Konjunktureller Aufbruch?
Autobranche hofft auf Messe-Impulse

Auf eine Frühjahrsbelebung hofft die deutsche Autobranche nach einem schwachen Start ins Jahr 2005. Zum Auftakt der Leipziger Automobilmesse AMI sagte der Präsident des Verbandes der Importeure von Kraftfahrzeugen (VDIK), Volker Lange, im ersten Quartal sei mit 740 000 Neuzulassungen der Vorjahreswert um 3,3 Prozent unterschritten worden.

HB LEIPZIG. Er sehe die Messe dennoch als Chance für einen konjunkturellen Aufbruch. Nach Einschätzung des Branchenexperten Ferdinand Dudenhöffer ist der deutsche Automarkt im März tief in die Rezession abgerutscht. Auch für April ist er pessimistisch. Der Automobilsalon in Leipzig verbucht in diesem Jahr mit 467 Ausstellern aus 23 Ländern eine Rekordresonanz. Bis zum 10. April werden 270 000 Besucher erwartet.

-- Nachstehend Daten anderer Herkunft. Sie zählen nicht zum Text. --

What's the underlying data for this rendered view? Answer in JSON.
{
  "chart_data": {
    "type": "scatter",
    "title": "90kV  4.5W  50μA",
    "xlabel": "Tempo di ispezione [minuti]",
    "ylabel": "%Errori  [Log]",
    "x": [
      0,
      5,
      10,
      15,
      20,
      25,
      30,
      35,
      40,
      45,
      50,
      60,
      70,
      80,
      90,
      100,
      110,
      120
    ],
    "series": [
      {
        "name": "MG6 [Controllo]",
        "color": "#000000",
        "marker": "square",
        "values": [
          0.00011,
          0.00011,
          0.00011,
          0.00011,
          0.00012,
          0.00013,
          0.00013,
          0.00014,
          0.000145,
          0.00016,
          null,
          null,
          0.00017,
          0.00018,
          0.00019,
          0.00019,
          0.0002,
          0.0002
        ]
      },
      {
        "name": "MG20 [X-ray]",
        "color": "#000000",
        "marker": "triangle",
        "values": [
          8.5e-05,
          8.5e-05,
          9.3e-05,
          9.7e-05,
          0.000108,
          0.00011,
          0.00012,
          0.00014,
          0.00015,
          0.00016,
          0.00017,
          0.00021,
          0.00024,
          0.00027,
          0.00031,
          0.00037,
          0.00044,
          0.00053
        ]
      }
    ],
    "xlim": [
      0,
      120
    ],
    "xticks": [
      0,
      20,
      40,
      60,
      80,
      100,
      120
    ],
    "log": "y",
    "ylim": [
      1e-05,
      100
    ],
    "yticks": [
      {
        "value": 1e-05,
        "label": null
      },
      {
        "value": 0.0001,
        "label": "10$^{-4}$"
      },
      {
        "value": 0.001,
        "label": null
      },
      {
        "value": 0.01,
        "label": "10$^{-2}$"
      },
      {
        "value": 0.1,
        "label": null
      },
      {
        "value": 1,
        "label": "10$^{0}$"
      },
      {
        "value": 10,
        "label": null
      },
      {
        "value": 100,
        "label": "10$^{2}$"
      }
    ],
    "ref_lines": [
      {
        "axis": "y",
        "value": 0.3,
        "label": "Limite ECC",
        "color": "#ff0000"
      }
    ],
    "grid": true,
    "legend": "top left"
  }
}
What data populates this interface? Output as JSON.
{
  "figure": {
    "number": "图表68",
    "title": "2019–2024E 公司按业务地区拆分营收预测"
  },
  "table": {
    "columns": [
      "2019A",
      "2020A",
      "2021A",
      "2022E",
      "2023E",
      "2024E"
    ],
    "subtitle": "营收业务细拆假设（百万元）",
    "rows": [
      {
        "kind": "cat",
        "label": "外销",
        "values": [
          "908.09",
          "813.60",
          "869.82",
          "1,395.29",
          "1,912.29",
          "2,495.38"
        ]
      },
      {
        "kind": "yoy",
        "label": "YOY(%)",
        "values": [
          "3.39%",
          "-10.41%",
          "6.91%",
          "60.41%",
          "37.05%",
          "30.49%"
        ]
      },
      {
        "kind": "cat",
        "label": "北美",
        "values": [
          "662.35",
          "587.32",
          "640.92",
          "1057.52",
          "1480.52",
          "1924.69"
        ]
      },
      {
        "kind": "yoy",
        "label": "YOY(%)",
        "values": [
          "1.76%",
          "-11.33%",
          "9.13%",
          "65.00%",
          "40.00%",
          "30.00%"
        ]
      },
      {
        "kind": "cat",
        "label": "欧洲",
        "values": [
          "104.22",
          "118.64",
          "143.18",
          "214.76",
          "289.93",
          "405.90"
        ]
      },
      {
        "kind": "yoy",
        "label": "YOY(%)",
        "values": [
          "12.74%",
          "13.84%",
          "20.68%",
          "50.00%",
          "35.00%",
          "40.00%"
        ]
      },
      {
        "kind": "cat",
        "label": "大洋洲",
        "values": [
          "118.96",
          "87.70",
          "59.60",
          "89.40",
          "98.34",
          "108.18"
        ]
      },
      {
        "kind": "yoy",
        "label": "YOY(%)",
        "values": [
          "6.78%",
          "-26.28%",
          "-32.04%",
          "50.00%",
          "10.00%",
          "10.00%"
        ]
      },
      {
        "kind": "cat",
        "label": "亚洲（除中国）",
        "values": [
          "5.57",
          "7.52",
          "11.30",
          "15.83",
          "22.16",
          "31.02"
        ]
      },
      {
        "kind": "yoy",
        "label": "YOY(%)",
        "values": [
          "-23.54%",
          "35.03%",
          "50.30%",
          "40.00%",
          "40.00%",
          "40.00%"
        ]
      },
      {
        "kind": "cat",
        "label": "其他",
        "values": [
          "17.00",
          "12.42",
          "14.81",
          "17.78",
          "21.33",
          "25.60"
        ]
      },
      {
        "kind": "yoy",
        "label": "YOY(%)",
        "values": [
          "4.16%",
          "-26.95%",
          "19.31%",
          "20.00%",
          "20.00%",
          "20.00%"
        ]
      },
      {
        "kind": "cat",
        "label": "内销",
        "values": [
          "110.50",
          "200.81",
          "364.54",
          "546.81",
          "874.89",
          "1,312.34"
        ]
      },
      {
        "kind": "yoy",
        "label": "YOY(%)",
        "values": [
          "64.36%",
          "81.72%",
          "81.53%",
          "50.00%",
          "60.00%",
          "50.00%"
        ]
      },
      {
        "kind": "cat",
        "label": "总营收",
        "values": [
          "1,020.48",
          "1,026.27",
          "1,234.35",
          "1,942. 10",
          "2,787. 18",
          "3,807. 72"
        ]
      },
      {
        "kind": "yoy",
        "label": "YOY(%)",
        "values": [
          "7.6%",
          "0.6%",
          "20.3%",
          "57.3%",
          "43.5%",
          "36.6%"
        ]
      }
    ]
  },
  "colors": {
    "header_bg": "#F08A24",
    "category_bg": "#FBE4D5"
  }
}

„Wir erwarten für den März nur noch 310 000 Neuzulassungen. Das sind sechs Prozent weniger als im Vorjahr, als 333 000 Autos neu zugelassen wurden“, sagte Dudenhöffer, Geschäftsführer des Prognose- Instituts B&D-Forecast und Professor für Automobilwirtschaft in Gelsenkirchen, der „Financial Times Deutschland“ (Online-Ausgabe). Damit wäre der abgelaufene Monat der schwächste März seit der Wiedervereinigung. Noch nicht berücksichtigt seien die negativen Auswirkungen der Feinstaubdebatte. „Das wird sich erst im April so richtig auswirken.“

In Leipzig locken die Hersteller die Besucher mit insgesamt 120 Modellpremieren, darunter 8 für den Weltmarkt. VW präsentiert erstmals seine Modelle Fox und Polo, mit denen der Autohersteller seinen Absatz forcieren will. Mit dem in Brasilien produzierten Kleinwagen Fox, der in der Basisversion 8950 Euro kostet, bietet VW in Deutschland und Europa erstmals einen Wagen unter 10 000 Euro an. VW hatte dieses Segment lange vernachlässigt. Der Fox soll Ende April zunächst in Deutschland auf den Markt kommen - ebenso wie der neue Polo, der neben dem Golf und dem Passat zu den drei meistverkauften VW-Modellen gehört. Polo wie Fox sind in ihren Dieselvarianten nach VW-Angaben nicht mit einem Rußpartikelfilter erhältlich.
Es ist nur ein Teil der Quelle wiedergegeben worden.